My first big love was Ghost Chilli flavoured. If you look up the word “intense” in the dictionary there’s a photo of him (he’s also featured next to “prick” and “lying, despicable cunt”, I believe). He fucked me up good and proper, so I very actively went for vanilla when I was on the rebound from Mr. GC.
Mr. Vanilla was nice and reliable and sweet and just the most boring man on Earth. I didn’t love him, but I wanted to. Not least because I knew he would be loyal and never leave me (as Mr. Ghost Chilli had). When Mr. Vanilla proposed (with the most vanilla ring, in the most vanilla proposal of all time) the thought that went through my head was immediately “oh well, I don’t really want this but at least I know that he won’t ever leave me”.
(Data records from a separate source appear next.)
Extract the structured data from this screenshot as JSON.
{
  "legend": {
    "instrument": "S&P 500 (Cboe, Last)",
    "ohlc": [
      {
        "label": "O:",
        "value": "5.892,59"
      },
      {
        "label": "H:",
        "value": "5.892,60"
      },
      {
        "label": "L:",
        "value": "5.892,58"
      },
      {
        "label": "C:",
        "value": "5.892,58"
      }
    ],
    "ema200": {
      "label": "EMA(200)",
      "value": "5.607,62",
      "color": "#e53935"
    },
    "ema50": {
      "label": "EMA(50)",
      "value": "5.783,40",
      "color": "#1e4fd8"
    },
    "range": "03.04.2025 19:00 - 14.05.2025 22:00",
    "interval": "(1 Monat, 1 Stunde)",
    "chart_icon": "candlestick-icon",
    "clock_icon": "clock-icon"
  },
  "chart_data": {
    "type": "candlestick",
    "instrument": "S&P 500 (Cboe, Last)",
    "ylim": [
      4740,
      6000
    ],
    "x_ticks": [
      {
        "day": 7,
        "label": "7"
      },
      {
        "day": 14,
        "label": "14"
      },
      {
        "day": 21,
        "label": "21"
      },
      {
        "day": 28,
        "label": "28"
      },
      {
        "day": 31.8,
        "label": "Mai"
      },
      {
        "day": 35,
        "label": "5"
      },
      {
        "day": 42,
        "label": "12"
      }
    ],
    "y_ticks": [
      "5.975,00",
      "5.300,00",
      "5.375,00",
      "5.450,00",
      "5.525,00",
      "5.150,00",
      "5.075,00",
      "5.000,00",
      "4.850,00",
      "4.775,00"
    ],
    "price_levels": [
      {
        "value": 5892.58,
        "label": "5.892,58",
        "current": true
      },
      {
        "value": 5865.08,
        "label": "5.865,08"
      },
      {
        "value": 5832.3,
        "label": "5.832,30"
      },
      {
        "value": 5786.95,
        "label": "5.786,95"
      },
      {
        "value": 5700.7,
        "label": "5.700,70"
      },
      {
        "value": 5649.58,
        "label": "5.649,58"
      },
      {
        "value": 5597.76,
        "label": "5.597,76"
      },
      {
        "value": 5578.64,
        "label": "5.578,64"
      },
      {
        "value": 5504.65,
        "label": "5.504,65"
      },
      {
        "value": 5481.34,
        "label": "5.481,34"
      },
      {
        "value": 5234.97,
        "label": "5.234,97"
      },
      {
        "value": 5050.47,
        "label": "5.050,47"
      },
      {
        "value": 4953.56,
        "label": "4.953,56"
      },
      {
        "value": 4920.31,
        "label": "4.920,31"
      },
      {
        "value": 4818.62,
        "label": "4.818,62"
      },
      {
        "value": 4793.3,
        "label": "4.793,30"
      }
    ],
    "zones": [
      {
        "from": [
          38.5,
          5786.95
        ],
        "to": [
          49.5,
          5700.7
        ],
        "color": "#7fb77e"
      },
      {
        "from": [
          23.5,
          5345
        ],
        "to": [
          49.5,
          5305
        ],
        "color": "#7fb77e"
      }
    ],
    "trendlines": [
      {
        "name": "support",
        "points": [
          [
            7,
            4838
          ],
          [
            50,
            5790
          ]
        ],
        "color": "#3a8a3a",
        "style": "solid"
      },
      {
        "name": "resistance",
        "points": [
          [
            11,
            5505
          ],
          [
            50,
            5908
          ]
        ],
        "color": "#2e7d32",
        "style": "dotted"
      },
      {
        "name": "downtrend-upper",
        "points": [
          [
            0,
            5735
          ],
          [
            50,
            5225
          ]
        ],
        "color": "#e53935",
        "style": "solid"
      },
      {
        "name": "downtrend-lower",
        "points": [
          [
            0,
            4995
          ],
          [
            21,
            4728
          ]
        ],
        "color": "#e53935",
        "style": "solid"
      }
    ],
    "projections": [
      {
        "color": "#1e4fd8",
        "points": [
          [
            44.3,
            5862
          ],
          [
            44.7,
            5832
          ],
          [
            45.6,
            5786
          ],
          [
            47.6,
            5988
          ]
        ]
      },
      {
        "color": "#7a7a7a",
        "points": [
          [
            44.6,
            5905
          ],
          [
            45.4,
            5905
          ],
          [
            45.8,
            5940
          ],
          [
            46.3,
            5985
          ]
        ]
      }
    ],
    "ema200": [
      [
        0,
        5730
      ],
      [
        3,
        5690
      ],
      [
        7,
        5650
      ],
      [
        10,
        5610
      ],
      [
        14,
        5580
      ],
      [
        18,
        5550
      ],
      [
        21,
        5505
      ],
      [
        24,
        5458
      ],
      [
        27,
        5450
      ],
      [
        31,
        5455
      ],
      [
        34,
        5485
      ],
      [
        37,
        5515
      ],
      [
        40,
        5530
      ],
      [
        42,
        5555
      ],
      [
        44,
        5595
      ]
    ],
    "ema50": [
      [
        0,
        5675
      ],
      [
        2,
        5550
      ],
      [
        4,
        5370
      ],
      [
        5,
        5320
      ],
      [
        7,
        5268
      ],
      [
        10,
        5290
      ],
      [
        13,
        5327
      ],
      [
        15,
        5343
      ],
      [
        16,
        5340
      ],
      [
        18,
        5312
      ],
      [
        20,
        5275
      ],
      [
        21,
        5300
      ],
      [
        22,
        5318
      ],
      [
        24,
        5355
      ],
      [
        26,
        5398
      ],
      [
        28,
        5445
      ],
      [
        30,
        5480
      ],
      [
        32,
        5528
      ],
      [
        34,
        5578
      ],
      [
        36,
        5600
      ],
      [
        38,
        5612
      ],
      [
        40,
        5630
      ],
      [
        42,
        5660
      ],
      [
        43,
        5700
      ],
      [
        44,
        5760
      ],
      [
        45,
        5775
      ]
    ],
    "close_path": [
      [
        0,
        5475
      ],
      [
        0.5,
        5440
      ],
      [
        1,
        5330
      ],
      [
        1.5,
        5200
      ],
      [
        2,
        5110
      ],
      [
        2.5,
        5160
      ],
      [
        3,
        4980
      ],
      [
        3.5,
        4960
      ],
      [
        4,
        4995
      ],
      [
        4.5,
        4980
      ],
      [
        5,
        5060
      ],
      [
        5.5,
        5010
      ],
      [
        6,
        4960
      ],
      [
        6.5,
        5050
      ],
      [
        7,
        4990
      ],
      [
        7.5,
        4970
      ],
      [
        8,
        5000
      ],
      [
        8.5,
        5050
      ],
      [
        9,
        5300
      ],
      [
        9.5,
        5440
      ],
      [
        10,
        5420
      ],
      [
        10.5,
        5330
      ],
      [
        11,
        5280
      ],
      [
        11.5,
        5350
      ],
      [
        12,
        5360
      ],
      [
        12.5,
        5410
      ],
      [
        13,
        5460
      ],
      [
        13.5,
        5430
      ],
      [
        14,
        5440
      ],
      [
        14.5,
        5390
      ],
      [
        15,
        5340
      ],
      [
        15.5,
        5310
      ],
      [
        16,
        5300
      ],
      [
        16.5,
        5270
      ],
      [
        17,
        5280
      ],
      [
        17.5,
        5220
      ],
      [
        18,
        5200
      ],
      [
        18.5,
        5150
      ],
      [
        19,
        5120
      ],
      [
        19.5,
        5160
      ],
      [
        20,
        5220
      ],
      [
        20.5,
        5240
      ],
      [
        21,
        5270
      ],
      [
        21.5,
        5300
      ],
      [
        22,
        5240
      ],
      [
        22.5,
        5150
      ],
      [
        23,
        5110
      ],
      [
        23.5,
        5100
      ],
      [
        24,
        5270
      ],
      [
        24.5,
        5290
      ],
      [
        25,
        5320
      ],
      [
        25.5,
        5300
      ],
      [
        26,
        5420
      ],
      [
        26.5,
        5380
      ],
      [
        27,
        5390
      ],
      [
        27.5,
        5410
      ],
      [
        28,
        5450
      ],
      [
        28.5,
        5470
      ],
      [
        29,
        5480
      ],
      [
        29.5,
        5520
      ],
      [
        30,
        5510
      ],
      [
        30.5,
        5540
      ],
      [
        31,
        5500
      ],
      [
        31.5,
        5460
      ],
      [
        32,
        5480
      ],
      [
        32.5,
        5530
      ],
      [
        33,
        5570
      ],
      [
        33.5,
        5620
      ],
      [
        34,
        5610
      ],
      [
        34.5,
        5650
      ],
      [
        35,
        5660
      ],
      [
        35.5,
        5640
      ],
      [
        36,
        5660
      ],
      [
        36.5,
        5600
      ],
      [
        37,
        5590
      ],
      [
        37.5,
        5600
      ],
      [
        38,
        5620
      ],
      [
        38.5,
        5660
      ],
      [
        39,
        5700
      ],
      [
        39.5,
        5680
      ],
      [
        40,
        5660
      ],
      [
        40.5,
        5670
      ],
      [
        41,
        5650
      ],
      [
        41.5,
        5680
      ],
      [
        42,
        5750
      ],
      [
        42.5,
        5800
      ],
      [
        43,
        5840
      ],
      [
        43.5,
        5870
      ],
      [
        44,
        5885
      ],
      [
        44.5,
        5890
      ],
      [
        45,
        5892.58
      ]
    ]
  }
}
And he didn’t. But I did eventually leave him after a few years when I met and quickly fell in love with someone who was a bit more flavourful.
I ended up marrying the new guy and we’ve been together for a couple of decades now, happily with a couple of kids and a couple of cats. He’s lovely. He’s not Ghost Chilli, but neither is he vanilla. He’s a very tasty flavour that’s kind to my metaphorical taste buds but not boring to them either. He’s a nice coconut or an interesting mint choc chip, if you will.
As someone who’s lived it, this is my assessment: There’s nothing wrong with vanilla if you’re going with vanilla because you genuinely like it. If you’re going with vanilla and can taste all of the nuances of it, vanilla might just be the flavour for you. But If you’re going for vanilla just because it’s not Ghost Chilli? That won’t work. You’ll just end up resenting vanilla for not being interesting enough a flavour, which isn’t fair because it’s not vanillas fault that it tastes like vanilla.
I hope that I’ve not lost you in the flavour metaphor there.... There’s plenty to be said for vanilla in life, but not if you’re going for vanilla as a reaction to another bad flavour experience.